Christine de Pizan, 1405
HIER ERZÄHLT CHRISTINE, WIE IHR DREI VORNEHME FRAUEN ERSCHEINEN, WIE IHRE ANFÜHRERIN SIE ANREDET UND SIE ÜBER IHREN KUMMER HINWEGTRÖSTET.
II. Während ich mich mit so traurigen Gedanken herumquälte, ich den Kopf gesenkt hielt wie eine, die sich schämt, mir die Tränen in den Augen standen und ich den Kopf in meiner Hand barg, den Arm auf die Stuhllehne gestützt, sah ich plötzlich einen Lichtstrahl auf meinen Schoß fallen, als wenn die Sonne schiene.

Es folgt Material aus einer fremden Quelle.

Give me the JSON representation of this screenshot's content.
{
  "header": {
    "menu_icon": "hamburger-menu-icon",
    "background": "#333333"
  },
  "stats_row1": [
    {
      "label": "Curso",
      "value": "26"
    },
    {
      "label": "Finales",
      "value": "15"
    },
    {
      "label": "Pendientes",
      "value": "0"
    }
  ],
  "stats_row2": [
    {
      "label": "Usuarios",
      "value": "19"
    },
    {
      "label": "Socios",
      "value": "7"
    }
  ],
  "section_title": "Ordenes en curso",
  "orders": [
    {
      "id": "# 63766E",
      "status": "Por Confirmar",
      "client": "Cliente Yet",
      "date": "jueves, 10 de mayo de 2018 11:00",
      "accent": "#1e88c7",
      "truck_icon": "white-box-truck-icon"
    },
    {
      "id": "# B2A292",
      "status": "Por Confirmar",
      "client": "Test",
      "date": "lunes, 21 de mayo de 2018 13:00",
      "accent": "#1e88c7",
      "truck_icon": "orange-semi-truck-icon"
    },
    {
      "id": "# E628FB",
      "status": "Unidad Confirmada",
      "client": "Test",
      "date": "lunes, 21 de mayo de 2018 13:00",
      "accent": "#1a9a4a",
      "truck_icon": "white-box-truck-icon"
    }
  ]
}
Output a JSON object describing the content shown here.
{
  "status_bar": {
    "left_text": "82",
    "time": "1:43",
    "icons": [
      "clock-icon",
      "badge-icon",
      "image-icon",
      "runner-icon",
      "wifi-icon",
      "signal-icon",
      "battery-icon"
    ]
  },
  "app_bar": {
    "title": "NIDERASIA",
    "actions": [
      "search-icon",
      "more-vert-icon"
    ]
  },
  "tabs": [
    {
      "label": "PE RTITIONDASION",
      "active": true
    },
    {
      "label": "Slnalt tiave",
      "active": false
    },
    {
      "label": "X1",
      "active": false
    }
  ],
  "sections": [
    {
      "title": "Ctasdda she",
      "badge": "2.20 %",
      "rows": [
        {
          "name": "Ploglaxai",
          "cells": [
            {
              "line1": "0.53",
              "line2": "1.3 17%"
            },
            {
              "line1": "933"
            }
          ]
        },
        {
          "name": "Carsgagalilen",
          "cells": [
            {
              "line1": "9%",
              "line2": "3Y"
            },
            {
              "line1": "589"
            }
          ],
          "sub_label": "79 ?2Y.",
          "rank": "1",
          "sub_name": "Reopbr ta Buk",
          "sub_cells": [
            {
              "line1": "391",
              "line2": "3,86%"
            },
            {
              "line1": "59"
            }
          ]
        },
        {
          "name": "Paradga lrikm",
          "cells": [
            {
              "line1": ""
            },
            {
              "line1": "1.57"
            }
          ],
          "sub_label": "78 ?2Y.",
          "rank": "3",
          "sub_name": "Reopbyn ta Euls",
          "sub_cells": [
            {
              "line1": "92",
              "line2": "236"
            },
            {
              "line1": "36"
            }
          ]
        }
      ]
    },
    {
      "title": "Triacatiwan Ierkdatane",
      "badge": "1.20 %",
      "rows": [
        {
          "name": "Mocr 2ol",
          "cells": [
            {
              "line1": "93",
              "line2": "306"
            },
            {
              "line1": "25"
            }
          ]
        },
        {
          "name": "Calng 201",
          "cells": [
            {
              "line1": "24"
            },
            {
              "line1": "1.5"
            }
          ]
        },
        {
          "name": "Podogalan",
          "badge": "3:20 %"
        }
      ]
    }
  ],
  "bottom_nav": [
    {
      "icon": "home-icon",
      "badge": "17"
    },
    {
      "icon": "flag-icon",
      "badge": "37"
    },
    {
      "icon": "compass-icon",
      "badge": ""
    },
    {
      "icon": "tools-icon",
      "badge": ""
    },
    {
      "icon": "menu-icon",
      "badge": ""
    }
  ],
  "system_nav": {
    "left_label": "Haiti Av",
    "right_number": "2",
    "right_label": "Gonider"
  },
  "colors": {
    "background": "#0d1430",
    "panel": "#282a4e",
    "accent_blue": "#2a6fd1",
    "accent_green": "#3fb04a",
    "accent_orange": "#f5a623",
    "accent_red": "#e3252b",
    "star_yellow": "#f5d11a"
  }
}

Und ich, die ich mich an einem dunklen Ort aufhielt, den zu dieser Stunde die Sonne gar nicht erhellen konnte, schreckte auf, gleich einer Person, die aus dem Schlaf hochfährt. Ich hob den Kopf, um die Lichtquelle zu suchen, und erblickte drei gekrönte Frauen von sehr edlem Aussehen, die leibhaftig vor mir standen. Das von ihren hellen Gesichtern ausstrahlende Licht erleuchtete mich und alles um mich herum. Man kann sich meine Überraschung vorstellen, denn alle Türen waren fest verriegelt, und trotzdem war es ihnen gelungen einzudringen. In der Befürchtung, es handele sich um eine mir als Versuchung auferlegte Geistererscheinung, schlug ich auf meiner Stirn das Zeichen des Kreuzes und war von großer Angst erfüllt.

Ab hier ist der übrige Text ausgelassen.